つまり、この文書を読んだ人は、読んだ後にどうなっているべきなのか。ということを自分の中で決めてから文書を書くこと。
ポイント
- 読み手は説明を求めているのか
- 読み手は納得したいのか
- この文書は手順の説明なのか
- 仕様が書いてあるのか
などです。文書を書くときには読み終わった後の結果を先に想像していなければいけません。
日本語の品詞の使い方に気を付ける
ここから先は日本語のお勉強になります。
ポイント
- 接続詞の使い方があっているか
- 誤字脱字がないことを確認したか
例えば、“そのため、だから”という接続詞をちゃんと順節で使っているか。“しかし、だが”などの逆説詞を適切に使っているかというところをチェックしましょう。
これらの接続詞があると、その後には大事なことが書いてあると読み手は構えます。そこに正しく自分の主張が書いてあるか見直しましょう。
読みやすい文字数で一文を切っているか
「一文を短くしているか(華美な形容詞・副詞がないか)」
ポイント
一文を短くすること。一文が長すぎると、読み手に負荷がかかるため、途中で読むことをあきらめてしまいます。そうなると、相手に伝わる文書とは言えません。
文書構造を正しくしても、誤字脱字がなくても、一文が長いと、何が言いたいのかあいまいになり、読み手の頭の中に内容が入ってこなくなります。長すぎる一文がないか最後に確認しましょう。
あと同じ観点で、代名詞をなるべく使わないようにすることも大切です。

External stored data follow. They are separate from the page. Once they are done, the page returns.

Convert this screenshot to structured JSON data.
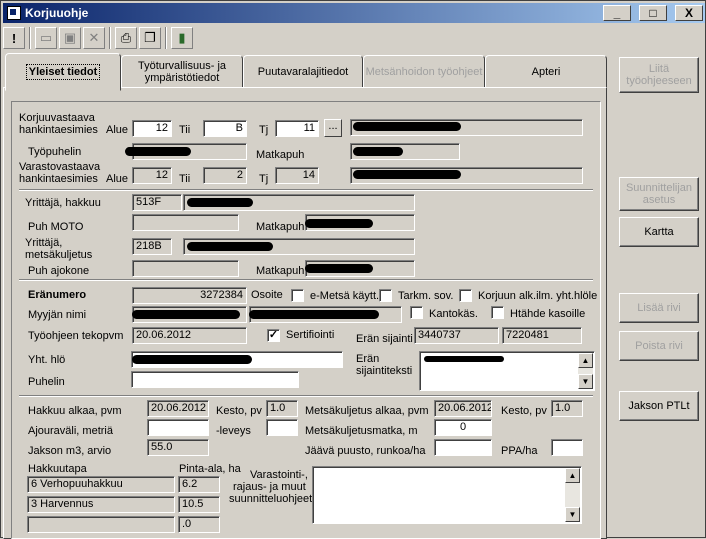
{
  "window": {
    "title": "Korjuuohje",
    "minimize": "_",
    "maximize": "□",
    "close": "X"
  },
  "toolbar": {
    "icons": [
      "exclamation-icon",
      "new-doc-icon",
      "save-icon",
      "delete-icon",
      "print-icon",
      "copy-icon",
      "book-icon"
    ],
    "exclamation": "!"
  },
  "tabs": [
    {
      "label": "Yleiset tiedot"
    },
    {
      "label": "Työturvallisuus- ja ympäristötiedot"
    },
    {
      "label": "Puutavaralajitiedot"
    },
    {
      "label": "Metsänhoidon työohjeet"
    },
    {
      "label": "Apteri"
    }
  ],
  "side": {
    "liita": "Liitä työohjeeseen",
    "suunnittelija": "Suunnittelijan asetus",
    "kartta": "Kartta",
    "lisaa": "Lisää rivi",
    "poista": "Poista rivi",
    "jakson": "Jakson PTLt"
  },
  "korjuu": {
    "label1": "Korjuuvastaava",
    "label2": "hankintaesimies",
    "alue_lbl": "Alue",
    "alue": "12",
    "tii_lbl": "Tii",
    "tii": "B",
    "tj_lbl": "Tj",
    "tj": "11",
    "more": "...",
    "tyopuhelin_lbl": "Työpuhelin",
    "matkapuh_lbl": "Matkapuh"
  },
  "varasto": {
    "label1": "Varastovastaava",
    "label2": "hankintaesimies",
    "alue_lbl": "Alue",
    "alue": "12",
    "tii_lbl": "Tii",
    "tii": "2",
    "tj_lbl": "Tj",
    "tj": "14"
  },
  "yrittaja": {
    "hakkuu_lbl": "Yrittäjä, hakkuu",
    "hakkuu": "513F",
    "puh_moto_lbl": "Puh MOTO",
    "matkapuh_lbl": "Matkapuh",
    "metsa_lbl1": "Yrittäjä,",
    "metsa_lbl2": "metsäkuljetus",
    "metsa": "218B",
    "puh_ajokone_lbl": "Puh ajokone",
    "matkapuh2_lbl": "Matkapuh"
  },
  "era": {
    "eranumero_lbl": "Eränumero",
    "eranumero": "3272384",
    "osoite_lbl": "Osoite",
    "emetsa_lbl": "e-Metsä käytt.",
    "tarkm_lbl": "Tarkm. sov.",
    "korjuun_lbl": "Korjuun alk.ilm. yht.hlöle",
    "myyjan_lbl": "Myyjän nimi",
    "kantokas_lbl": "Kantokäs.",
    "htahde_lbl": "Htähde kasoille",
    "tekopvm_lbl": "Työohjeen tekopvm",
    "tekopvm": "20.06.2012",
    "sertifiointi_lbl": "Sertifiointi",
    "sertifiointi_check": "✓",
    "sijainti_lbl": "Erän sijainti",
    "sijainti1": "3440737",
    "sijainti2": "7220481",
    "yhthlo_lbl": "Yht. hlö",
    "puhelin_lbl": "Puhelin",
    "sijaintiteksti_lbl1": "Erän",
    "sijaintiteksti_lbl2": "sijaintiteksti"
  },
  "hakkuu": {
    "alkaa_lbl": "Hakkuu alkaa, pvm",
    "alkaa": "20.06.2012",
    "kesto_lbl": "Kesto, pv",
    "kesto": "1.0",
    "metsa_alkaa_lbl": "Metsäkuljetus alkaa, pvm",
    "metsa_alkaa": "20.06.2012",
    "metsa_kesto_lbl": "Kesto, pv",
    "metsa_kesto": "1.0",
    "ajoura_lbl": "Ajouraväli, metriä",
    "leveys_lbl": "-leveys",
    "matka_lbl": "Metsäkuljetusmatka, m",
    "matka": "0",
    "jakson_lbl": "Jakson m3, arvio",
    "jakson": "55.0",
    "jaava_lbl": "Jäävä puusto, runkoa/ha",
    "ppa_lbl": "PPA/ha",
    "hakkuutapa_lbl": "Hakkuutapa",
    "pinta_lbl": "Pinta-ala, ha",
    "rows": [
      {
        "tapa": "6  Verhopuuhakkuu",
        "ala": "6.2"
      },
      {
        "tapa": "3  Harvennus",
        "ala": "10.5"
      },
      {
        "tapa": "",
        "ala": ".0"
      }
    ],
    "varastointi_lbl1": "Varastointi-,",
    "varastointi_lbl2": "rajaus- ja muut",
    "varastointi_lbl3": "suunnitteluohjeet"
  }
}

書いている自分は題名が何を指しているのか頭の中で理解していますが、読み手は以外と代名詞を理解できないことが多いです。代名詞はなるべく使わないようにしましょう。
図や表を入れて根拠を示しているか
テクニックとして、程よく図や表を入れることも有効です。根拠をぱっと見せる効果もありますが、意外に人は文字を読んでいません。
しかし、単純化された図は覚えています。例えば、チェックリストなんかも効果的です。文字だけだとどうしても相手に伝わりません。
最初に構造を考えた時に、ここはわかりづらいから絵で解説を入れようとか、グラフで根拠を示そうなど、最初に考えましょう。あとから図を足した場合は、効果的な文書が作れているとは言えません。
さいごに
困っている人の手助けになればと思って、内容を書きました。みなさま活用してください。